The gradient function is such that the derivative wrt $x_k$ is

$$\sum_i \frac{p_i(B_k +[A_k-B_k]\delta_{ik} + min(A_k,B_k) )}{N + \sum_j x_j[B_j +(A_j-B_j)\delta_{ij} + min(A_j,B_j) ]} \quad [4]$$

and the hessian is defined so the derivative wrt $x_{k}$ and the $x_r$ is

$$-\sum_{i} \sum_{l} \frac{ p_ip_l(B_k +[A_k-B_k]\delta_{ik}+min(A_k,B_k))(B_r +[A_r-B_r]\delta_{lr} + min(A_r,B_r))}{(N + \sum_j x_j[B_j +(A_j-B_j)\delta_{ij} + min(A_j,B_j) ])^2} \quad [5]$$

Finding zeros of the gradient function doesn't help find the optima. (I don't know if some manipulation using partial fraction techniques may help.)

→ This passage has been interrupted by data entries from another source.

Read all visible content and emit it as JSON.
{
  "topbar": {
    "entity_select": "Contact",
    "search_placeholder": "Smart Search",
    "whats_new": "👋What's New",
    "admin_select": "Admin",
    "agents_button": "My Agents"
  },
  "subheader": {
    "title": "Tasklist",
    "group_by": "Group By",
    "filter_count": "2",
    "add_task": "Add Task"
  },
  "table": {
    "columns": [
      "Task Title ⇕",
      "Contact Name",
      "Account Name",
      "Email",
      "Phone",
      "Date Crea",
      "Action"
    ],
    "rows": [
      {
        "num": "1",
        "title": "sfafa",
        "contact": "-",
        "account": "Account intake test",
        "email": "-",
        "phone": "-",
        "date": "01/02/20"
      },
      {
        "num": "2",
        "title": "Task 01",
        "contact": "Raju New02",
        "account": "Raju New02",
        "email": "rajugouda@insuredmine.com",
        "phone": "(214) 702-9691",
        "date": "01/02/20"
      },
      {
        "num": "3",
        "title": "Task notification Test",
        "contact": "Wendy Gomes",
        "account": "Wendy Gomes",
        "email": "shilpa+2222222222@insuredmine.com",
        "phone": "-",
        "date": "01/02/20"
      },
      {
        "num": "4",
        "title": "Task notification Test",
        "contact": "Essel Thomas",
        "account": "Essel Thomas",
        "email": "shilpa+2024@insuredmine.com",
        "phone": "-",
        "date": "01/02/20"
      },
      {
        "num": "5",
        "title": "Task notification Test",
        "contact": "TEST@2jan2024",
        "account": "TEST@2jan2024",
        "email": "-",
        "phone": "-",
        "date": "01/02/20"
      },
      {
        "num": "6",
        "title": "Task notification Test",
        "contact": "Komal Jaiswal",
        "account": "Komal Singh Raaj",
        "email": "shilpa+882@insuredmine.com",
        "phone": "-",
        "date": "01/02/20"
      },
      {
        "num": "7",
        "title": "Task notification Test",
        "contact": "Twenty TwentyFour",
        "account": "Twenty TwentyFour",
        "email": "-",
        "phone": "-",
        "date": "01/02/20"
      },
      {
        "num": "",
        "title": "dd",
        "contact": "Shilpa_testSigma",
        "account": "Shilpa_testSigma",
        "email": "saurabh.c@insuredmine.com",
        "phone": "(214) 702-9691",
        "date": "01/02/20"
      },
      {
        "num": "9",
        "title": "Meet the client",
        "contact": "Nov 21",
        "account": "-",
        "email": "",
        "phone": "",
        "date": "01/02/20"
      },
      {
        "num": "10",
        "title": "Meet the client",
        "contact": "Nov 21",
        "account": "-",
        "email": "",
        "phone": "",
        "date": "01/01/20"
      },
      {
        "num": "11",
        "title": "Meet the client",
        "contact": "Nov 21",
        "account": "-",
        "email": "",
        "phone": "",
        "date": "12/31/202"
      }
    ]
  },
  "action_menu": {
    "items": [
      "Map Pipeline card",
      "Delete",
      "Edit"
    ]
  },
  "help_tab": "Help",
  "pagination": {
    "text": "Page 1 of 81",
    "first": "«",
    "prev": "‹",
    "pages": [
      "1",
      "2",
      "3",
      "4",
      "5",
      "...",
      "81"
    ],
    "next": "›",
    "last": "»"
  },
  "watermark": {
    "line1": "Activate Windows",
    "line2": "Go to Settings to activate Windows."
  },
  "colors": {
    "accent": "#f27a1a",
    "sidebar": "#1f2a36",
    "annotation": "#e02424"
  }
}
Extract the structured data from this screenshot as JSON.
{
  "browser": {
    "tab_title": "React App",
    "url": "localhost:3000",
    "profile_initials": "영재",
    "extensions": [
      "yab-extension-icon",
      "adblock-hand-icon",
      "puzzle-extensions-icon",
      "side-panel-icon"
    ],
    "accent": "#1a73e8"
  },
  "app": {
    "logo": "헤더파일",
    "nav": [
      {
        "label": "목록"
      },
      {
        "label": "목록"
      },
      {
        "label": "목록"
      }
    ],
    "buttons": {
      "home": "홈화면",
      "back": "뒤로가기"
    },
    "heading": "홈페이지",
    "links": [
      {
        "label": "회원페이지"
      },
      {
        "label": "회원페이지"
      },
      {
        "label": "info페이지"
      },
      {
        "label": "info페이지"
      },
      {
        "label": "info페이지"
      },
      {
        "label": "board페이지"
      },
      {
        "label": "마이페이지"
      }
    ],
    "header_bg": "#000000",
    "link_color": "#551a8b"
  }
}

I would like to know of the uniqueness of global maxima and how it relates to local maxima.

How would things change if we replaced $\log()$ with $exp(-())$, a quadratic form or Kahneman and Tversky's value function,

$v(y) = y^a$ if $y>0$, $-\lambda(-y)^{\beta}$ otherwise.

I'm not sure how peaks and troughs are carried over in a weighted sum.

I'd like to use numerical optimizers, but I keep finding local maxima, which could be due to step size issues or maybe the function is very rough.

Meta-heuristics does reasonably well, but is computationally expensive and I believe better understanding of the problem will cause dramatic improvement.